To Go Big, Start Small: Focus to Build Your Copywriting Business
Can you imagine trying to write a 500-word essay on the United States? What aspect of the United States? Where do you start? Where do you focus your efforts? There's far too much ground to cover.
That's the predicament of the professor and the student in Robert Pirsig's 1974 classic, Zen and the Art of Motorcycle Maintenance. His student proposes a sweeping topic to write on, and then, no surprise, doesn't know how to approach it.
He suggests she narrow it down to Bozeman, Montana. When that's still too overwhelming, he suggests Main Street, and finally says, "Narrow it down to the front of one building on the main street of Bozeman. The Opera House. Start with the upper left-hand brick."
The student ended up writing a 5,000-word essay.
I recently came across this tale — known in some circles as "Pirsig's brick" — in my internet travels (I've forgotten where). So, of course, I googled it and found an excerpt from the book.
To me, it's a perfect example of the power of constraints.
Whether you're launching a freelance writing business or want to beat writer's block, constraints can be your best friend.
That might sound a little odd and counterintuitive.
Many people think of constraints as something restrictive. Yet, restrictions help you focus and make progress.
Let's apply this to a fledgling freelance business
You might think, "I can write about anything for anybody!"

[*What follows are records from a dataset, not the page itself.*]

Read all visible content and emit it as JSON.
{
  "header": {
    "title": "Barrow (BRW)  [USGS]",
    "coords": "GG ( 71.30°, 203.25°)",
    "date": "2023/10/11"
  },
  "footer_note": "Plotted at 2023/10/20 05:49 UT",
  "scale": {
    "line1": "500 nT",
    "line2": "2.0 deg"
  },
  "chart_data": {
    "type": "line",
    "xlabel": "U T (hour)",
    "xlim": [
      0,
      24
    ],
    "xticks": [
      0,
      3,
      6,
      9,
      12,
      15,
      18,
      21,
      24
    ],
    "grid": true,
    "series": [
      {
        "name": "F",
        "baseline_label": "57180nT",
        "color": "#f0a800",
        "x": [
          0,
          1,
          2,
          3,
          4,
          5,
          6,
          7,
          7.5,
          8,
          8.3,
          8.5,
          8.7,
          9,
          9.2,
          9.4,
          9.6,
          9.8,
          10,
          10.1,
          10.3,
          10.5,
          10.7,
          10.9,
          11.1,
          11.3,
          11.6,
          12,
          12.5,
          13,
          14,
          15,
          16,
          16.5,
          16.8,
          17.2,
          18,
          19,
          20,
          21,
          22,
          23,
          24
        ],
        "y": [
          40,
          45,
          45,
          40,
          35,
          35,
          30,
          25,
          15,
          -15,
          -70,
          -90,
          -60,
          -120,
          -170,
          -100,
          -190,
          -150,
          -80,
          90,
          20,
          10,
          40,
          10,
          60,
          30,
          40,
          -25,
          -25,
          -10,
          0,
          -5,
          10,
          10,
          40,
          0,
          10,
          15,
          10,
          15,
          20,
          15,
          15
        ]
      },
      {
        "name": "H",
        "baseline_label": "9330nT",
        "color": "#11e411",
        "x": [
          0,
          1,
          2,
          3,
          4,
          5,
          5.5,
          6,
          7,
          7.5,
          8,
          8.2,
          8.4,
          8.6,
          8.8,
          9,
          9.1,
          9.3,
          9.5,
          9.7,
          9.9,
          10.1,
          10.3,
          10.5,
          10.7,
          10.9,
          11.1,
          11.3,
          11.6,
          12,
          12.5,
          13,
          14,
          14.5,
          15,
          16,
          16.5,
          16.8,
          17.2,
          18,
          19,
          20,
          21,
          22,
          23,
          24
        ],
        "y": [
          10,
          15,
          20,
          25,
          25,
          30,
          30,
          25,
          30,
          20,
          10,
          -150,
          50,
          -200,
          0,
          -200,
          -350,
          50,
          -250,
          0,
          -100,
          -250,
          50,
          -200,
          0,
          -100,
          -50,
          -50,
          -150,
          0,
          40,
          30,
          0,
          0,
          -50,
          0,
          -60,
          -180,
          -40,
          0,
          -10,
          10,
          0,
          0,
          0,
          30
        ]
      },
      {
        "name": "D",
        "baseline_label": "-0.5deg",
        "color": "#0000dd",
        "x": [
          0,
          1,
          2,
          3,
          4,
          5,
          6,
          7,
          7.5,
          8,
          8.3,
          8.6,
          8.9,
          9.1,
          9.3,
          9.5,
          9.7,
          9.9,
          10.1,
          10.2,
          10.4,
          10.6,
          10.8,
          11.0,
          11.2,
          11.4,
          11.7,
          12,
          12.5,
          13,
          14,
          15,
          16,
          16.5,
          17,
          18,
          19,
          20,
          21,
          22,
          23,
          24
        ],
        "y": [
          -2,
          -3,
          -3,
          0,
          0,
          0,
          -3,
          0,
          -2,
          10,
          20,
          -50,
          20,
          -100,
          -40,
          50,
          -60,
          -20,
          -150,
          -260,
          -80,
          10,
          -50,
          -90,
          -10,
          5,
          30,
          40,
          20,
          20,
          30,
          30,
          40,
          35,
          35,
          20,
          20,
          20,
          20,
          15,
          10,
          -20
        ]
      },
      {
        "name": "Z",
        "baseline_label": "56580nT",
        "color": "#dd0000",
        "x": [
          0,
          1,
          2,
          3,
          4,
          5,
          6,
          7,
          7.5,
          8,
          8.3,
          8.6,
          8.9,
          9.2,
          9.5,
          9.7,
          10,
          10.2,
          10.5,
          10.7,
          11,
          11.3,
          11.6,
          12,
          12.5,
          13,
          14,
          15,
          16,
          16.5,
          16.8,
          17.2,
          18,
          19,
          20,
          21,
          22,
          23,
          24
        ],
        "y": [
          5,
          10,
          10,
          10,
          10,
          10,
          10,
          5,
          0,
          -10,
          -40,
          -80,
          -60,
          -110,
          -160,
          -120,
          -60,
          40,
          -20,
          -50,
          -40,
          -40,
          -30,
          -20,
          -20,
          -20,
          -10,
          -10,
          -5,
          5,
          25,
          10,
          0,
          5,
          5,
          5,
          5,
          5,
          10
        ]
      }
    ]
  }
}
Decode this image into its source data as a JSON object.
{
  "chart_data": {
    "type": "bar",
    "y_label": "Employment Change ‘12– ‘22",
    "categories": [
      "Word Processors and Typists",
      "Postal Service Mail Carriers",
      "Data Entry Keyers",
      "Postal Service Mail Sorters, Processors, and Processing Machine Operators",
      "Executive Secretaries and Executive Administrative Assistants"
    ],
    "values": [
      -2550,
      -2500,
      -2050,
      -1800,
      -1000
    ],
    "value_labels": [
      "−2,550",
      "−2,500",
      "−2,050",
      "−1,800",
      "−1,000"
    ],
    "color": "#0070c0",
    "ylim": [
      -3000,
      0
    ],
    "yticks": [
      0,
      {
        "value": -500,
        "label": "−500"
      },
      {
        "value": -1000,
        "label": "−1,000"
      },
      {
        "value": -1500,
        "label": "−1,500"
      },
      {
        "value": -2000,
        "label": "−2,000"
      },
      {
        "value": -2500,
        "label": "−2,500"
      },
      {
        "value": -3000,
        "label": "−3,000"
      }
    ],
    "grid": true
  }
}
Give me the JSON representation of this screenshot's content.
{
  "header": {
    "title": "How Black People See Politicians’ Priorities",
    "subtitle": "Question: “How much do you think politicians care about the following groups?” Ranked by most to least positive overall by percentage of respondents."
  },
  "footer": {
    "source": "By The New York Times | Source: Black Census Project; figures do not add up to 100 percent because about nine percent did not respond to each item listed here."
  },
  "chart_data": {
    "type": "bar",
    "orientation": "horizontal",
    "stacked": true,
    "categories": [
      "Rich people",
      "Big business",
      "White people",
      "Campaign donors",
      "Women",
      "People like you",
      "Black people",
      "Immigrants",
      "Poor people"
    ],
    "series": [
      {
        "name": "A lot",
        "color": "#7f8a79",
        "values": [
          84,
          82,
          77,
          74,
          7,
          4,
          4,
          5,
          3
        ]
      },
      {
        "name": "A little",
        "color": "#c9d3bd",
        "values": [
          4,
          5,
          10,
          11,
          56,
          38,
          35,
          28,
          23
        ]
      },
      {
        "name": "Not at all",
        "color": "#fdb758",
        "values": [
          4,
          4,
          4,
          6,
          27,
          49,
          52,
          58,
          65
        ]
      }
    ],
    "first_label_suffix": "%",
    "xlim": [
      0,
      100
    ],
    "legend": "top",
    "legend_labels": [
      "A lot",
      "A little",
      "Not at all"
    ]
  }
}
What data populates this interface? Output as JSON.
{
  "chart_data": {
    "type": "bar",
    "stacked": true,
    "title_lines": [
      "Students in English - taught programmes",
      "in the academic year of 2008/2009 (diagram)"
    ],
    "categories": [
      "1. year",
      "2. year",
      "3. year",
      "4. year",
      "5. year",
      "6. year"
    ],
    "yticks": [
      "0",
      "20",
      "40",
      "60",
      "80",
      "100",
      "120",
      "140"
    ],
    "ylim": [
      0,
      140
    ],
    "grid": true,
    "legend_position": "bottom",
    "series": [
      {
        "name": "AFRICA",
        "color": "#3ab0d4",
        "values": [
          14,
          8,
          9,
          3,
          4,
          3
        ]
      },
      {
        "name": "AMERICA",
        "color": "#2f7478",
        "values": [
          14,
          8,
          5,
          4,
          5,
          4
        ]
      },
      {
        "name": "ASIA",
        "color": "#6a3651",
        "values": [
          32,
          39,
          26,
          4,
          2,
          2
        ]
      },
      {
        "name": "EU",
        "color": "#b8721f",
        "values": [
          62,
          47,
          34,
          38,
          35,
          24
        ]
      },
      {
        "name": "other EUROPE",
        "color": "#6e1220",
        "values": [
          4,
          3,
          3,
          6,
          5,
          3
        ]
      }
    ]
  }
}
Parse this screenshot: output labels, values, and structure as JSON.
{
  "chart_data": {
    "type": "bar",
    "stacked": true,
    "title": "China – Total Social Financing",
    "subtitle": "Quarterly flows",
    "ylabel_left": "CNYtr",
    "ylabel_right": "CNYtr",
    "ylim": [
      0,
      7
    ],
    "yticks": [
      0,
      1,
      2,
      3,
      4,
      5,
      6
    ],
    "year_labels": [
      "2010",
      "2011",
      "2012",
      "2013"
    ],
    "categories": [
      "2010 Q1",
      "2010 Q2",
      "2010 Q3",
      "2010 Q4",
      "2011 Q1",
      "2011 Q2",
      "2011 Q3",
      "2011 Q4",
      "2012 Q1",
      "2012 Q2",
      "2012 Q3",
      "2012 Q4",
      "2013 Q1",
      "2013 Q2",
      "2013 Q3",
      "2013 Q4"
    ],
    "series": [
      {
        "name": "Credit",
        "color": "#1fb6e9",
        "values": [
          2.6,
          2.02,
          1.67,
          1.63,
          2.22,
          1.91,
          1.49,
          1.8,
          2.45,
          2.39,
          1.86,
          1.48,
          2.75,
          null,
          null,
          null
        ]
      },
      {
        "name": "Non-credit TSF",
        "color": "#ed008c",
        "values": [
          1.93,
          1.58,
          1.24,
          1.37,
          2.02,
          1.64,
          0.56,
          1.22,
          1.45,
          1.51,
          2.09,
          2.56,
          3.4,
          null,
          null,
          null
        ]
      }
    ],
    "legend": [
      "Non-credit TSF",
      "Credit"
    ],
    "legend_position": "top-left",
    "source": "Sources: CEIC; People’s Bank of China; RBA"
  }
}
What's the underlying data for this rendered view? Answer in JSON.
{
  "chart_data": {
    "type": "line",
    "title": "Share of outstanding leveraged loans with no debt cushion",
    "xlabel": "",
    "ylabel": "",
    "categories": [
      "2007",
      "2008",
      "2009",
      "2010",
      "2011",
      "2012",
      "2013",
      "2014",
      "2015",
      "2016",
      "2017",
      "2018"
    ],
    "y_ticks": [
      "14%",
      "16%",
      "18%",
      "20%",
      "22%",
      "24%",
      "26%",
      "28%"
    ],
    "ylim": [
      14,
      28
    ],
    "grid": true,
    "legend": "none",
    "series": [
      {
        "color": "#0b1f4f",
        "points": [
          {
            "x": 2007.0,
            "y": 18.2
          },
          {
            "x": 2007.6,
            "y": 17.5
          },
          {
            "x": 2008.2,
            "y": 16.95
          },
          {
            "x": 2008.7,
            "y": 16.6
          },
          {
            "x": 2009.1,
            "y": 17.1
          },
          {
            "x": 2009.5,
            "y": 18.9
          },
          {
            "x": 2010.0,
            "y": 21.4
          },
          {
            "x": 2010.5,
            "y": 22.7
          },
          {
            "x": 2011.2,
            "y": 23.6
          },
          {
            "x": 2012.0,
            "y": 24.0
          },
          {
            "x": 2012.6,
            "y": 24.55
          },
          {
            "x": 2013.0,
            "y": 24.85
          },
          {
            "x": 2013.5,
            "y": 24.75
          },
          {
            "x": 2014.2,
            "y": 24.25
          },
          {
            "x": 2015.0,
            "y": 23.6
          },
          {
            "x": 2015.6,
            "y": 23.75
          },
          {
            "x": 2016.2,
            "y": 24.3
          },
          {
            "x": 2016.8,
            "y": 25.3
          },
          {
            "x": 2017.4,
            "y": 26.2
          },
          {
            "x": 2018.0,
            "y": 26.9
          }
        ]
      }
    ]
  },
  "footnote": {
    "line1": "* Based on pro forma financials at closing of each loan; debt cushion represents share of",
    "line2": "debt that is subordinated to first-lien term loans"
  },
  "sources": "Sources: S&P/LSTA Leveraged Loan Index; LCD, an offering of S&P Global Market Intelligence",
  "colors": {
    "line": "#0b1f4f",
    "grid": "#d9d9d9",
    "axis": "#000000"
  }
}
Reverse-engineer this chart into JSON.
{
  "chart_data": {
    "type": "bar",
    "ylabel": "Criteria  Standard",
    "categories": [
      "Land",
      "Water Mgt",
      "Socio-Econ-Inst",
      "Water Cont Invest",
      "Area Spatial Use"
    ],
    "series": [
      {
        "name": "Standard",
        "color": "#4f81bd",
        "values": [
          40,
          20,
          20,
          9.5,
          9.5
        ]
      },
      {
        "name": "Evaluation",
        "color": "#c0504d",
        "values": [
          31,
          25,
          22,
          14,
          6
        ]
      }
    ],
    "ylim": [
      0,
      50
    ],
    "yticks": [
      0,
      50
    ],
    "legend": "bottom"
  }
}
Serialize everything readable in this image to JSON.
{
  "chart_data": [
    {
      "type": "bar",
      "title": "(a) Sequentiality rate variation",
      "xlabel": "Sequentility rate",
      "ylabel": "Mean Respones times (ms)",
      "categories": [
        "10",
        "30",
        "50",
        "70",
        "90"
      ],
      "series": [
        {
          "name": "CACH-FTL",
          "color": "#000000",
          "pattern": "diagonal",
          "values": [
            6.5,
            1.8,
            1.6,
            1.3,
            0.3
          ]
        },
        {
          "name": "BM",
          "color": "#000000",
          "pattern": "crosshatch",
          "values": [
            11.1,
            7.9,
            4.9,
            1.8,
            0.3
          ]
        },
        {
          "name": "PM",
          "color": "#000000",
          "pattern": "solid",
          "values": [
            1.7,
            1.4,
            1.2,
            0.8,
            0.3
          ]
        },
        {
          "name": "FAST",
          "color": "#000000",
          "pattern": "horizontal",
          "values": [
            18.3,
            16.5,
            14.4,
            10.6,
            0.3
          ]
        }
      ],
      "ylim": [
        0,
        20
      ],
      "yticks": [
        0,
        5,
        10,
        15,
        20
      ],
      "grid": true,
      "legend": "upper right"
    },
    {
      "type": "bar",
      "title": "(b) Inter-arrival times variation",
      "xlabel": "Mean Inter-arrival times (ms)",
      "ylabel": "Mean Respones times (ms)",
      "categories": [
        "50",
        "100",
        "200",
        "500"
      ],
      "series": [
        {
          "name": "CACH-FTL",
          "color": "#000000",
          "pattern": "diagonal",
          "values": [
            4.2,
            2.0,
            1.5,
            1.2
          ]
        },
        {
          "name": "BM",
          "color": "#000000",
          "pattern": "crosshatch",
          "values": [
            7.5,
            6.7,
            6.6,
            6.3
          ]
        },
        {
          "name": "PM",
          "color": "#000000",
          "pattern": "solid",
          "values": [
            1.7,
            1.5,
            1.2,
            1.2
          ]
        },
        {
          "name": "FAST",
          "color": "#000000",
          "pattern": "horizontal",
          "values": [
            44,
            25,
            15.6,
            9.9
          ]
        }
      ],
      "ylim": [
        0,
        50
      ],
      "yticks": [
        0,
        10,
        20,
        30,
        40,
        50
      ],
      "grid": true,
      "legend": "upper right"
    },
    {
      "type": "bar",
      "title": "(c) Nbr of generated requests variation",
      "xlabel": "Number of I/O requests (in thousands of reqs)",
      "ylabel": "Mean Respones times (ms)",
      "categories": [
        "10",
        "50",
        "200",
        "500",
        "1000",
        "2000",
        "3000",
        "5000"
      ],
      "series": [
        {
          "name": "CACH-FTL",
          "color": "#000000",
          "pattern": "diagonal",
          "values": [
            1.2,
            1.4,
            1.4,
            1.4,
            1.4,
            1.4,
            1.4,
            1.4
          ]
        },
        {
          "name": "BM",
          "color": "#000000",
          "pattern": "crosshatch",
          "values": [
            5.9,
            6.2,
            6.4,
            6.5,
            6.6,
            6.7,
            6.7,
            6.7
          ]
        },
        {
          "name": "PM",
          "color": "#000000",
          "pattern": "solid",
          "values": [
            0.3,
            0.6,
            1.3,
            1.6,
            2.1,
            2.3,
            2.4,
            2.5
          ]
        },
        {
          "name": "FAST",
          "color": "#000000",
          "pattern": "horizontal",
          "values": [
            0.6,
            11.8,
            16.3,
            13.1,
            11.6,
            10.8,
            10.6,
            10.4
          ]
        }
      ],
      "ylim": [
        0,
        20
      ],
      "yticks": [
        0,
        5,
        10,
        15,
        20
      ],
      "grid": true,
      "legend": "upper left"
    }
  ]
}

This feeling is liberating. You can wallow in that expansive outlook. However, as soon as you try to write or do anything related to marketing your business, it immediately feels overwhelming.
It certainly did for me. In fact, I'm sure this thinking held me back and kept me from making faster progress in my business when I started.
However, the bills piled up, and I got tired of feeling like I was going nowhere. I decided the solution was to pick something. Anything. And lean into it.
A Sideways Step into Web Writing
I listened to a webinar with Rebecca Matter and Nick Usborne on social media management, and it lit me up. It was circa 2012, and I'd started attending local networking events. It was apparent the business owners I met were overwhelmed by social media. They didn't know what to say, how often to post, where to post, or how to turn it into business.
I, however, had been active on forums (and building relationships online) long before Facebook, so I said I could help. Someone asked me if I'd give a series of classes on social media and offered to be my first student. So, I put together a four-week course, advertised it with a local group, and had eight paying students.
That led to social media management opportunities as well as web copy and blogging. Because it turns out, I had a Money-Making Website that brought in a ton of visitors every month. I could give a spur-of-the-moment talk at any time. I helped those students see that social media related to everything else they did in their marketing.
That series of social media classes helped me launch my web writing business.
But it never would have happened if I hadn't put constraints on myself. If I hadn’t said, “I just need to pick something and go.”
Constraints Can Help You Find Clients
In the book, The ONE Thing: The Surprisingly Simple Truth Behind Extraordinary Results, Gary W. Keller and Jay Papasan ask an important question.
That question is, "What's the ONE thing I can do such that by doing it, everything else will be easier or unnecessary?"
In my case, I chose to focus on social media management (SMM) and teaching business owners about social media. I had a lot of experience, and people were asking me questions.
I gradually moved away from SMM and focused on blog and web content because I had expanded my experience with those things.
When I could say, “I write blog and web content that helps you get found and builds trust with your audience,” it was 100x easier to find clients than when I said, “I can write anything.”
I narrowed it down even further to focus on pets because I had a lot of experience in that market. Those constraints made it easier to build a list of prospects. Over time, I've expanded into other niches. Still, I'm far more focused on my prospecting because I know what type of experience I have to offer and the types of companies that tend to hire someone like me.
Sally Morem breaks Keller's question down into three parts here.
Do you see how it's so much easier to write if you have constraints?
The best part is those constraints aren't forever.
They're just for "right now."
Like the student who can't start writing because she has no starting point, constraints help you start and keep you going.
What do you think? What "right now" constraints will you put on yourself?